Nach der Mittagspause hatten die Teilnehmer*innen die Möglichkeit in drei Workshopphasen konkretes Wissen für ihre Arbeit in den Vereinen vor Ort zu sammeln und sich mit Expert*innen auszutauschen. Unter anderem standen Workshops zum Thema „Gründung einer Interessenvertretung“, „Erfolgreiche Social Media für meinen Verein“, Dein Verein vernetzt: Erfolgreich Kontakte knüpfen“ und „Interkulturalität spielend lernen“ zur Auswahl.
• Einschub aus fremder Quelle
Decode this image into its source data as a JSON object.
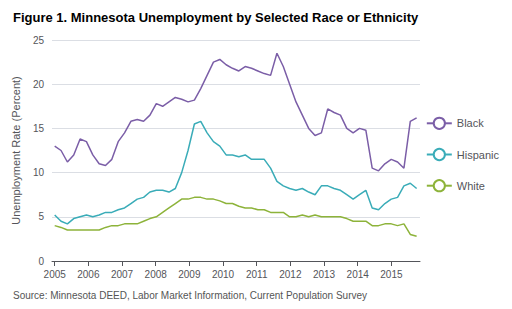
{
  "chart_data": {
    "type": "line",
    "title": "Figure 1. Minnesota Unemployment by Selected Race or Ethnicity",
    "ylabel": "Unemployment Rate (Percent)",
    "source": "Source: Minnesota DEED, Labor Market Information, Current Population Survey",
    "x": [
      2005.0,
      2005.1886,
      2005.3772,
      2005.5658,
      2005.7544,
      2005.943,
      2006.1316,
      2006.3202,
      2006.5088,
      2006.6974,
      2006.886,
      2007.0746,
      2007.2632,
      2007.4518,
      2007.6404,
      2007.8289,
      2008.0175,
      2008.2061,
      2008.3947,
      2008.5833,
      2008.7719,
      2008.9605,
      2009.1491,
      2009.3377,
      2009.5263,
      2009.7149,
      2009.9035,
      2010.0921,
      2010.2807,
      2010.4693,
      2010.6579,
      2010.8465,
      2011.0351,
      2011.2237,
      2011.4123,
      2011.6009,
      2011.7895,
      2011.9781,
      2012.1667,
      2012.3553,
      2012.5439,
      2012.7325,
      2012.9211,
      2013.1096,
      2013.2982,
      2013.4868,
      2013.6754,
      2013.864,
      2014.0526,
      2014.2412,
      2014.4298,
      2014.6184,
      2014.807,
      2014.9956,
      2015.1842,
      2015.3728,
      2015.5614,
      2015.75
    ],
    "series": [
      {
        "name": "Black",
        "color": "#7B5EA7",
        "values": [
          13.0,
          12.5,
          11.2,
          12.0,
          13.8,
          13.5,
          12.0,
          11.0,
          10.8,
          11.5,
          13.5,
          14.5,
          15.8,
          16.0,
          15.8,
          16.5,
          17.8,
          17.5,
          18.0,
          18.5,
          18.3,
          18.0,
          18.2,
          19.5,
          21.0,
          22.5,
          22.8,
          22.2,
          21.8,
          21.5,
          22.0,
          21.8,
          21.5,
          21.2,
          21.0,
          23.5,
          22.0,
          20.0,
          18.0,
          16.5,
          15.0,
          14.2,
          14.5,
          17.2,
          16.8,
          16.5,
          15.0,
          14.5,
          15.0,
          14.8,
          10.5,
          10.2,
          11.0,
          11.5,
          11.2,
          10.5,
          15.8,
          16.2
        ]
      },
      {
        "name": "Hispanic",
        "color": "#3AACB8",
        "values": [
          5.2,
          4.5,
          4.2,
          4.8,
          5.0,
          5.2,
          5.0,
          5.2,
          5.5,
          5.5,
          5.8,
          6.0,
          6.5,
          7.0,
          7.2,
          7.8,
          8.0,
          8.0,
          7.8,
          8.2,
          10.0,
          12.5,
          15.5,
          15.8,
          14.5,
          13.5,
          13.0,
          12.0,
          12.0,
          11.8,
          12.0,
          11.5,
          11.5,
          11.5,
          10.5,
          9.0,
          8.5,
          8.2,
          8.0,
          8.2,
          7.8,
          7.5,
          8.5,
          8.5,
          8.2,
          8.0,
          7.5,
          7.0,
          7.5,
          8.0,
          6.0,
          5.8,
          6.5,
          7.0,
          7.2,
          8.5,
          8.8,
          8.2
        ]
      },
      {
        "name": "White",
        "color": "#8DB33A",
        "values": [
          4.0,
          3.8,
          3.5,
          3.5,
          3.5,
          3.5,
          3.5,
          3.5,
          3.8,
          4.0,
          4.0,
          4.2,
          4.2,
          4.2,
          4.5,
          4.8,
          5.0,
          5.5,
          6.0,
          6.5,
          7.0,
          7.0,
          7.2,
          7.2,
          7.0,
          7.0,
          6.8,
          6.5,
          6.5,
          6.2,
          6.0,
          6.0,
          5.8,
          5.8,
          5.5,
          5.5,
          5.5,
          5.0,
          5.0,
          5.2,
          5.0,
          5.2,
          5.0,
          5.0,
          5.0,
          5.0,
          4.8,
          4.5,
          4.5,
          4.5,
          4.0,
          4.0,
          4.2,
          4.2,
          4.0,
          4.2,
          3.0,
          2.8
        ]
      }
    ],
    "xlim": [
      2004.92,
      2015.85
    ],
    "xticks": [
      2005,
      2006,
      2007,
      2008,
      2009,
      2010,
      2011,
      2012,
      2013,
      2014,
      2015
    ],
    "ylim": [
      0,
      25
    ],
    "yticks": [
      0,
      5,
      10,
      15,
      20,
      25
    ],
    "grid": true,
    "legend": "right"
  }
}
In einer weiteren Session stellte Ronny Blaschke sein aktuelles Buch „Spielfeld der Herrenmenschen - Kolonialismus und Rassismus im Fußball“ vor und trat mit den Teilnehmer*innen in den Dialog.
Migrant*innensportvereine als Potenzial für die Zukunft
Das anschließende als Streitgespräch anmoderierte Rededuell mit Dr. Özgür Özvatan, Dr. Asmaa El Idrissi, Dr. Thaya Vester, Frank Eser und Prof. Dr. Silvester Stahl diskutierte lebhaft die Rolle und das Potenzial migrantischer Sportvereine.
Vor allem wurde hervorgehoben, dass sich die Vereinslandschaft in Deutschland keinen organisierten und ehrenamtlichen Sport ohne migrantische Sportvereine leisten kann. Die Schwierigkeit besteht vor allem darin, sich der Frage zu stellen, wie wir gesamtgesellschaftlich mit etablierten Vereinen und Migrant*innensportvereinen arbeiten werden. Wie können wir in Zukunft gemeinsam agieren und wie schaffen wir es, sowohl Safe Spaces für Menschen mit Migrationsgeschichte zu schaffen - die mit migrantischen Sportvereinen oft gestellt werden - und nicht-migrantische Sportvereine interkulturell zu öffnen. Rassismus und Diskriminierung sind in der Vereinslandschaft nach wie vor allgegenwärtig und solange keine inklusiven Strukturen geschaffen werden, auf Leitungsebene keine diverse Besetzung bestehen, ist eine realistische Abbildung unserer diversen Gesellschaft im Sport und im Verein nicht möglich.
Zum Abschluss der Veranstaltung gaben Cana Nurtsch von der TGD sowie Sabine Landau vom DOSB noch einen Ausblick auf die nächsten Schritte der gemeinsamen Kooperation, und einen Einblick, an welchen Stellen die Ergebnisse des Projektes konkret in die Arbeit des DOSB einfließen.
Die Projekte Bewegte Zukunft und Bewegte Zukunft UEFA EURO 2024™ werden vom Bundesamt für Migration und Flüchtlinge (BAMF) verwaltet und vom Bundesministerium des Innern und für Heimat gefördert.